Esther*, a 25-year-old TikTok user, saw Barrymore’s videos in her TikTok feed long before she knew about the scandals surrounding him. “He was popular for a reason at one point. He’s pretty charismatic. I think he’s done a good job of rebranding himself for the younger generation,” she says. “He makes the exact same kind of videos as a 20-year-old woman.” Esther had no idea what had happened to Barrymore in the early 2000s until she listened to a podcast episode which discussed the unsolved mystery of Lubbock’s death. Despite years of investigation and several arrests, no one has ever been charged in connection with his death.
Still, even those who are aware of Barrymore’s chequered career history are undeterred. “I’ve followed him on TikTok for as long as I can remember,” says 24-year-old James*. “I feel like he’s had a tragic life and I like the fact that the public are showing him love and he’s having this new lease of life. He comes across well, although I have noticed how he acts younger than he is. Rightly or wrongly, he has been accused of a lot in his life and he is just trying to show a different, more fun and casual side.”

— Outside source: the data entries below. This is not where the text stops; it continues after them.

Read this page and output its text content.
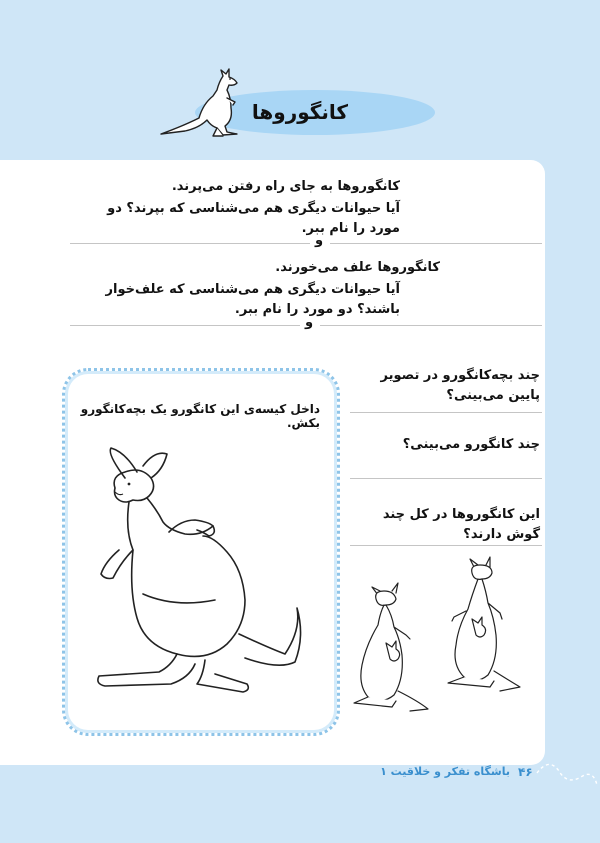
کانگوروها
کانگوروها به جای راه رفتن می‌پرند.
آیا حیوانات دیگری هم می‌شناسی که بپرند؟ دو مورد را نام ببر.
و
کانگوروها علف می‌خورند.
آیا حیوانات دیگری هم می‌شناسی که علف‌خوار باشند؟ دو مورد را نام ببر.
و
چند بچه‌کانگورو در تصویر پایین می‌بینی؟
چند کانگورو می‌بینی؟
این کانگوروها در کل چند گوش دارند؟
داخل کیسه‌ی این کانگورو یک بچه‌کانگورو بکش.
باشگاه تفکر و خلاقیت ۱ ۴۶
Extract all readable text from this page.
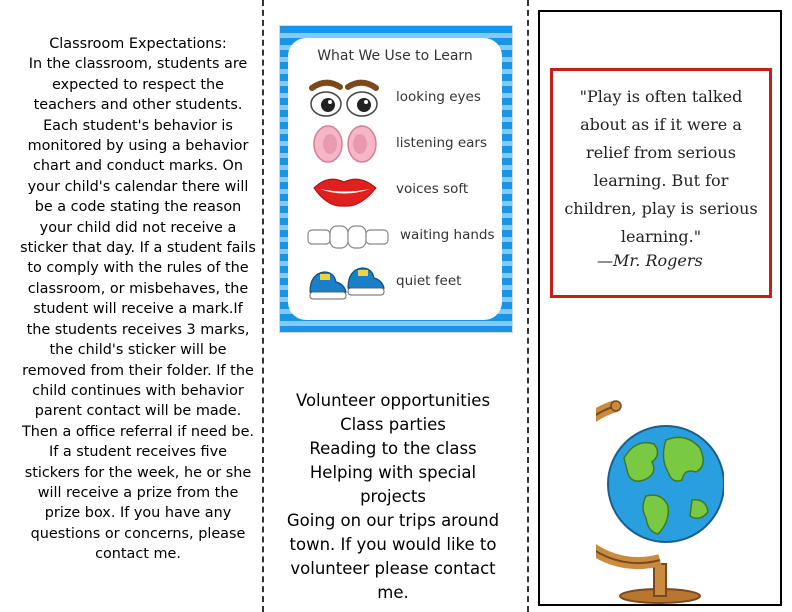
Classroom Expectations:
In the classroom, students are expected to respect the teachers and other students. Each student's behavior is monitored by using a behavior chart and conduct marks. On your child's calendar there will be a code stating the reason your child did not receive a sticker that day. If a student fails to comply with the rules of the classroom, or misbehaves, the student will receive a mark.If the students receives 3 marks, the child's sticker will be removed from their folder. If the child continues with behavior parent contact will be made. Then a office referral if need be. If a student receives five stickers for the week, he or she will receive a prize from the prize box. If you have any questions or concerns, please contact me.
What We Use to Learn
looking eyes
listening ears
voices soft
waiting hands
quiet feet
Volunteer opportunities
Class parties
Reading to the class
Helping with special projects
Going on our trips around town. If you would like to volunteer please contact me.
"Play is often talked about as if it were a relief from serious learning. But for children, play is serious learning."
—Mr. Rogers
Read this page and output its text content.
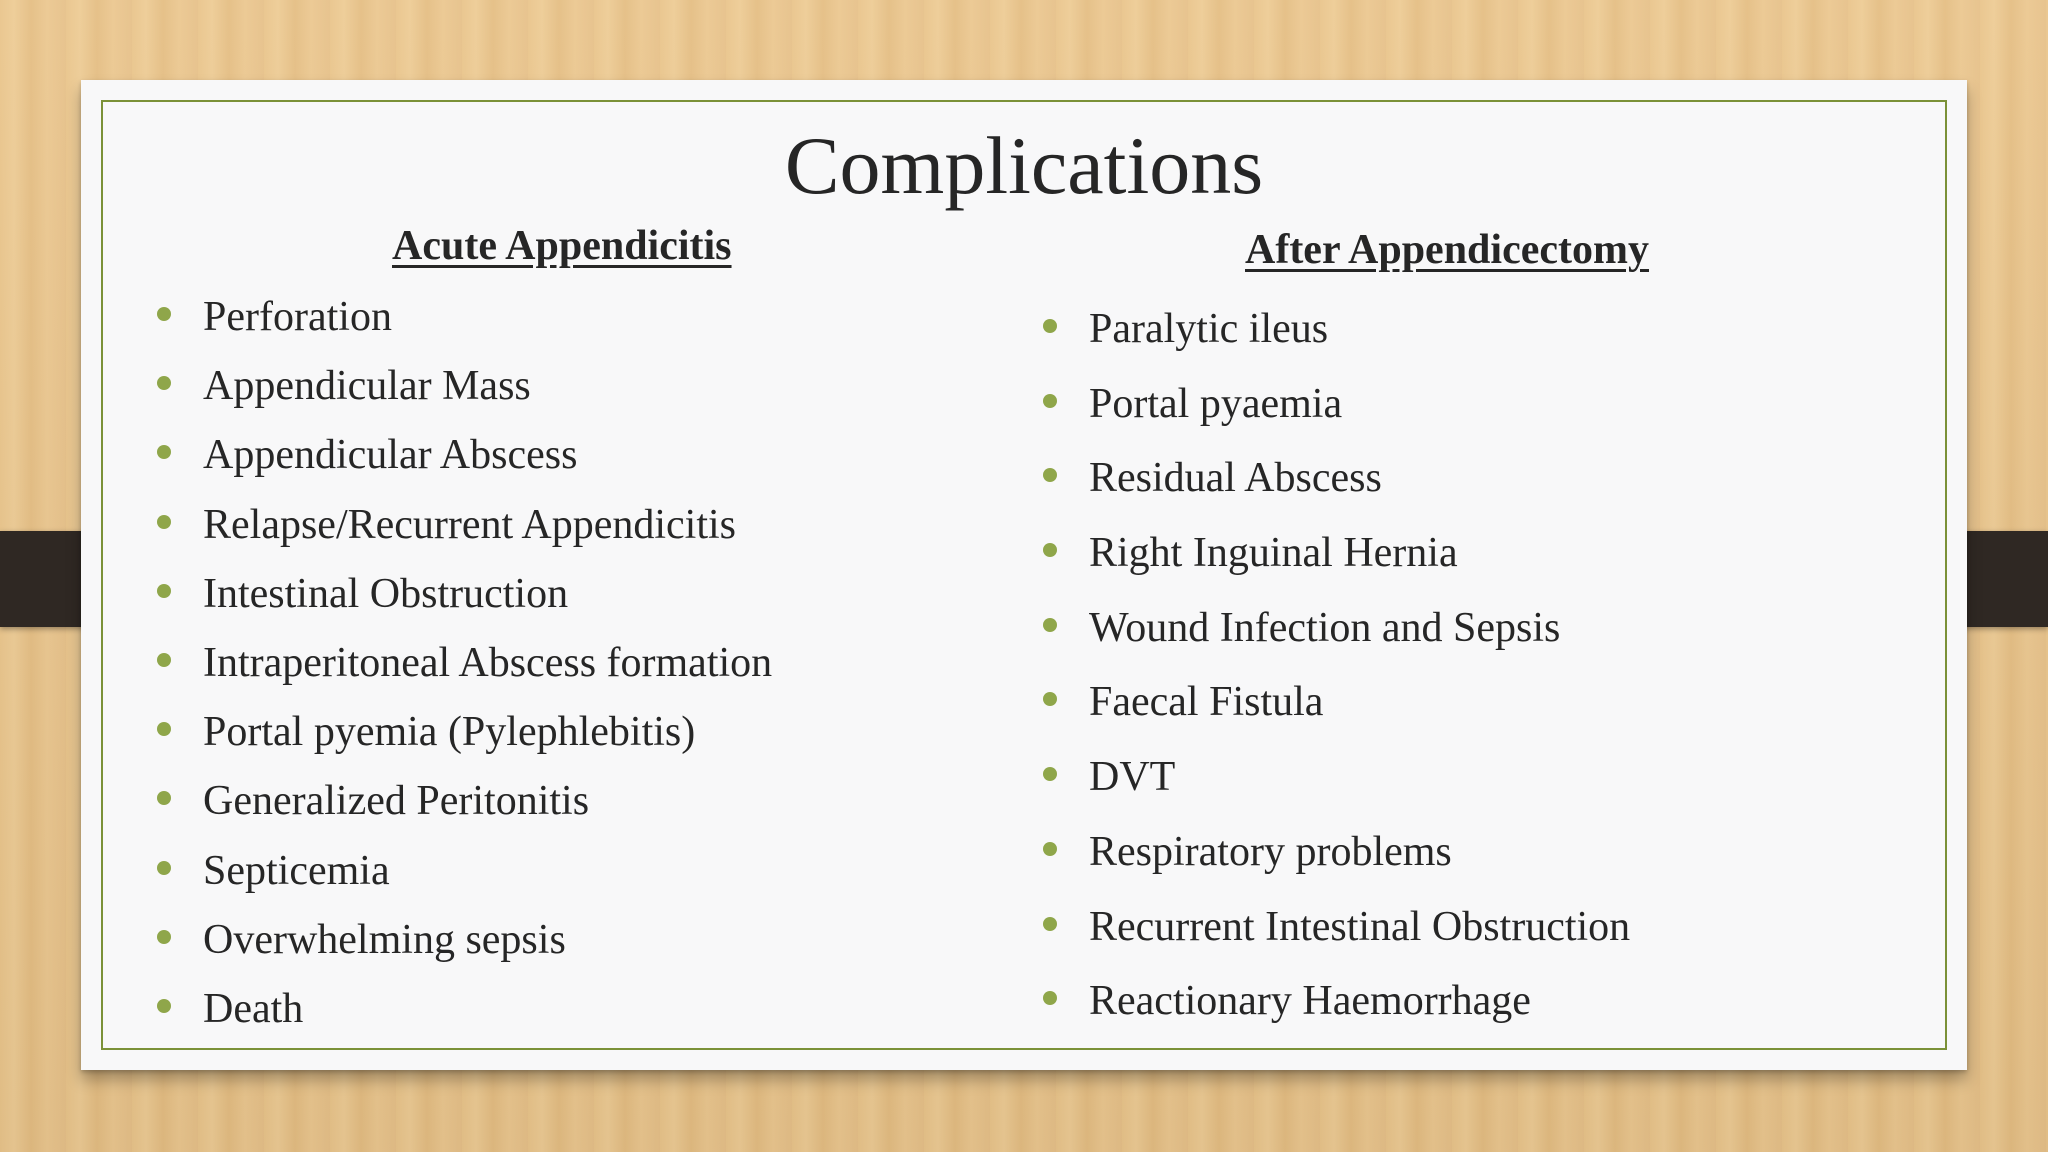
Complications
Acute Appendicitis	After Appendicectomy
Perforation
Appendicular Mass
Appendicular Abscess
Relapse/Recurrent Appendicitis
Intestinal Obstruction
Intraperitoneal Abscess formation
Portal pyemia (Pylephlebitis)
Generalized Peritonitis
Septicemia
Overwhelming sepsis
Death
Paralytic ileus
Portal pyaemia
Residual Abscess
Right Inguinal Hernia
Wound Infection and Sepsis
Faecal Fistula
DVT
Respiratory problems
Recurrent Intestinal Obstruction
Reactionary Haemorrhage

Emma*, 21, agrees. “His style of content, which involves ‘come with me to do x, y or z’, really appeals to Gen Z,” she says. “He comes across as very friendly and down to Earth.”
Several of Barrymore’s videos make self-deprecating jokes about his age or sexuality. A recent clip of him on holiday is captioned: “The trip I’ll tell my kids all about some day (I’m 72 also I’m gay).” Another says: “I might be 72 but my mental age is… 18.” In one, he even mocks the downfall of his television career, writing, “When you check your bank balance after being out of work for 20 years” on top of an audio clip from Peppa Pig.
Clearly, Barrymore has proved successful in reinventing himself as an entertainer for the social media age and reaching a new audience - crucially, one which perhaps isn’t old enough to have witnessed, or remember, his shocking fall from grace. “The people likely to be consumers on TikTok have no idea who he was, and probably don’t have any idea about how big the story was when his whole career collapsed over Stuart Lubbock being found dead,” Borkowski says.
Barrymore, for his part, seems happy with the new direction his career has taken. Last year, he told reporters he is “the busiest I’ve ever been and I’m the happiest I’ve ever been.” Currently, the 72-year-old is planning a move to Barcelona and has documented packing his London flat on - where else - his TikTok page.
A recent comment posted beneath one of his videos sums up his peculiar transformation - and the fate of the medium on which he initially found fame. “Get back on TV,” said one user. Barrymore replied: “TV is a mess… No one watches it anymore.”